Charles Murray, Coming Apart, and the 2016 Election

At AEI, James Pethokoukis interviews Charles Murray:
Now, I know that we have the cottages in Newport that were palaces back in the late 19th century and other great displays of wealth, but those were fairly isolated to a couple of places in the northeast United States. What we see now is large enclaves of really affluent people forming these large communities in which they live conspicuously different lifestyles than everybody else — that’s new in the United States. The extent to which the upper class rather openly disdains ordinary Americans, that’s also really, really new. A part of being an American 50 years ago that you celebrates your own middle-class or working-class roots and you took great pride in saying “Hey I’m just another guy like anybody else even though I have a net worth of $20 million.” No, this behavior by the upper class has stoked a lot of that.

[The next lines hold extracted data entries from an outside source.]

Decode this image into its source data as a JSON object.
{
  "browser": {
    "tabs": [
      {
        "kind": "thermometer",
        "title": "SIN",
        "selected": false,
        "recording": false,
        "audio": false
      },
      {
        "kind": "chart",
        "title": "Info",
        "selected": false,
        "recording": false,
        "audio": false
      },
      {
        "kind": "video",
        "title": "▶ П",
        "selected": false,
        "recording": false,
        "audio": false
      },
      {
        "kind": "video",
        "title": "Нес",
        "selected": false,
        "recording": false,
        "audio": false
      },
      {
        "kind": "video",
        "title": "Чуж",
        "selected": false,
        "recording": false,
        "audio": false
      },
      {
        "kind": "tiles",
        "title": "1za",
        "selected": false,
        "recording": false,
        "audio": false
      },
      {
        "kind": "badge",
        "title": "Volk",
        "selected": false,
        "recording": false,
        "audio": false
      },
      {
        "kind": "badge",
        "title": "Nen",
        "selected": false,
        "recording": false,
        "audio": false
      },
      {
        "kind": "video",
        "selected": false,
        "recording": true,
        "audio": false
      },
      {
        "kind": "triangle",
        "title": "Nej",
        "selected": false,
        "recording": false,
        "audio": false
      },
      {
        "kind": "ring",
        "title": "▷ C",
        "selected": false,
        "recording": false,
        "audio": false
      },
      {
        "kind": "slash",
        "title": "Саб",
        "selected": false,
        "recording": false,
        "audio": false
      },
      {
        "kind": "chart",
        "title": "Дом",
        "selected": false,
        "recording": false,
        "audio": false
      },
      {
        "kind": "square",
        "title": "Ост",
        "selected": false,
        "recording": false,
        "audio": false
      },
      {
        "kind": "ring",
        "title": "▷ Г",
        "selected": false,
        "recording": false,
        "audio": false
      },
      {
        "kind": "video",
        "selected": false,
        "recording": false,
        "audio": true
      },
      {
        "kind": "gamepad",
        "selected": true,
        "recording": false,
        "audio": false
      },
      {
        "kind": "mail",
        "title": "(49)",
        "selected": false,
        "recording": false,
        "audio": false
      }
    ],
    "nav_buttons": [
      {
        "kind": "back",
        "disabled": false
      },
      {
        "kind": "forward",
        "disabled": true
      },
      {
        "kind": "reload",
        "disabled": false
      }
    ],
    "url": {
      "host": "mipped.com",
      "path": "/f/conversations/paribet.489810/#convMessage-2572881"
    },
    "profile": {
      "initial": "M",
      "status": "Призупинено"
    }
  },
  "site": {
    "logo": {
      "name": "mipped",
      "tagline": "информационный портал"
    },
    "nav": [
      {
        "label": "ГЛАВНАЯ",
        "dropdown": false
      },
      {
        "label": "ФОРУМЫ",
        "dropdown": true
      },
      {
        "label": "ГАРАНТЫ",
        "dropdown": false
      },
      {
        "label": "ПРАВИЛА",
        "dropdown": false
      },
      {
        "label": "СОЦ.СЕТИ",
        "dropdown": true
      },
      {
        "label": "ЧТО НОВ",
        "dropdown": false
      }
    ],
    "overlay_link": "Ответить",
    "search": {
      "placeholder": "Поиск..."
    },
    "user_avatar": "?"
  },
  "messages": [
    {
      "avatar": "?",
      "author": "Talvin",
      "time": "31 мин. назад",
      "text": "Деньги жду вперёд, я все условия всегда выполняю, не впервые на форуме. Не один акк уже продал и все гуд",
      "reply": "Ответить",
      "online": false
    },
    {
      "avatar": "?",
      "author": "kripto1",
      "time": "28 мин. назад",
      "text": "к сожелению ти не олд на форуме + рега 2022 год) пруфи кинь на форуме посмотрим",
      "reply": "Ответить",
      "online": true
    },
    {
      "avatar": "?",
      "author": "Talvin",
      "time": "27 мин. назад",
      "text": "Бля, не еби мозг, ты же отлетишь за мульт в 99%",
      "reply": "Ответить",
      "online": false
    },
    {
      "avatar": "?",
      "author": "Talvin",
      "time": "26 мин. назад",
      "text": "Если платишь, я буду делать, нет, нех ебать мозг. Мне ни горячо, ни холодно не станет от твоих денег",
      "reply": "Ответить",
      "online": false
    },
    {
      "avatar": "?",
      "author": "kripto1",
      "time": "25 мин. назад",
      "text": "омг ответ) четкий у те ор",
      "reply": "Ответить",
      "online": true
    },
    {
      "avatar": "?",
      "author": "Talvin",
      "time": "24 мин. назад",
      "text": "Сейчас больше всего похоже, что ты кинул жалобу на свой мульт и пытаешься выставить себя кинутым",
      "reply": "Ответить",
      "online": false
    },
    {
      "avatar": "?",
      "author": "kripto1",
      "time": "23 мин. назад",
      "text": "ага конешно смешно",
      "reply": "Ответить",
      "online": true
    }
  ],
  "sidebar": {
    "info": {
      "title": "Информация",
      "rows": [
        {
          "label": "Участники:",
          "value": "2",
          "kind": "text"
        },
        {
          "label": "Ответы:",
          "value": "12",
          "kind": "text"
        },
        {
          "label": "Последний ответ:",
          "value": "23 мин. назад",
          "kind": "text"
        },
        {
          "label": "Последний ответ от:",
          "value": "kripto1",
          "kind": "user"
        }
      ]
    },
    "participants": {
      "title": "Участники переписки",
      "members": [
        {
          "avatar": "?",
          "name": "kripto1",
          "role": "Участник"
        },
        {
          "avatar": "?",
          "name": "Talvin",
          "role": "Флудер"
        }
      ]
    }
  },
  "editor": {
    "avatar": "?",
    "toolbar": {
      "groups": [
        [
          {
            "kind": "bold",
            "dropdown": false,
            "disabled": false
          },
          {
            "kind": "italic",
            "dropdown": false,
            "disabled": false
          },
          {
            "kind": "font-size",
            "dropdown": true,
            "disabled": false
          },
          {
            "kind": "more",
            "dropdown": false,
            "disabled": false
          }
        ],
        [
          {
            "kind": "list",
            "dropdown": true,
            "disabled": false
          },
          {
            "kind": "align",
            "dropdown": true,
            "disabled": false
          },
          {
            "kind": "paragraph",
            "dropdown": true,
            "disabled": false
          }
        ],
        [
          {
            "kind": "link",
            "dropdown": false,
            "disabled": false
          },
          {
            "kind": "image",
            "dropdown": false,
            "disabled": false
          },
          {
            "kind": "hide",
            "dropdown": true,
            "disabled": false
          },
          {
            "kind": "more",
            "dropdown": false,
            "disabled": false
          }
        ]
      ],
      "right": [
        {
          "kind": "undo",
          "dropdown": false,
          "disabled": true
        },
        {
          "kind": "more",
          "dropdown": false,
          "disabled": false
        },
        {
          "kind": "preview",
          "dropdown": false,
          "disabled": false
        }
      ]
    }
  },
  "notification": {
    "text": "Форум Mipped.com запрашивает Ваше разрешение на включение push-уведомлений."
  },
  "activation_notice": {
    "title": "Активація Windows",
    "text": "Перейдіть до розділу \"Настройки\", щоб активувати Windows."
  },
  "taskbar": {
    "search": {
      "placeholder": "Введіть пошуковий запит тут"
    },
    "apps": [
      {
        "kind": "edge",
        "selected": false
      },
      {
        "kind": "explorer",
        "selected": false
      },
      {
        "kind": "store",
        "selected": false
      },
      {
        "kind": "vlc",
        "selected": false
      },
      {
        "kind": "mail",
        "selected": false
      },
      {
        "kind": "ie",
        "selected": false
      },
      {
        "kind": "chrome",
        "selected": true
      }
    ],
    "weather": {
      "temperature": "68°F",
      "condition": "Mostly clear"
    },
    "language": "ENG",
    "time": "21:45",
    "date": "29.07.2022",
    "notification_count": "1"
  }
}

I don’t think that it’s the difference of wealth per se; I think it’s the separation. If you go to towns where you have a guy who started a chain of transmission repair shops and has several million dollars and has built a really nice house but he also is obviously still one of the guys, he’s still in the community where he grew up and everybody knows him, and yeah he’s made a lot of money —I don’t think that that kind of wealth generates a lot of resentment. I think it’s these people living in New York, Washington, San Francisco, L.A. — these big glitzy centers — acting as if they can lord it over the rest of us, that generates a lot of this anger.
Another problem with the experts — and I think that this gets to a lot of the visceral anger that people have — is that the experts have been recommending policies for other people for which they do not have to bear the consequences. The case of immigration is a classic case where I can sit down with economists on both the left and the right, and we with great self-satisfaction talk about all of our wonderful analyses that show that this idea that immigrants are driving down wages of native-born Americans is way over-exaggerated; that immigration is essentially a net plus, so forth and so on…  Those analyses may be right, but that does not change the fact that we aren’t the people who are like the carpenter who used to make $16 an hour, and he is losing work because contractors are hiring immigrant carpenters for $12.
As far as the “Coming Apart” phenomenon is concerned, it is going absolutely nowhere, no matter what happens with the election results. I think that the truth that has been exposed over the last eight months is that the Republican Party has a lot fewer people who believe in traditional conservative principles of limited government and fiscal responsibility and so forth than we thought we did.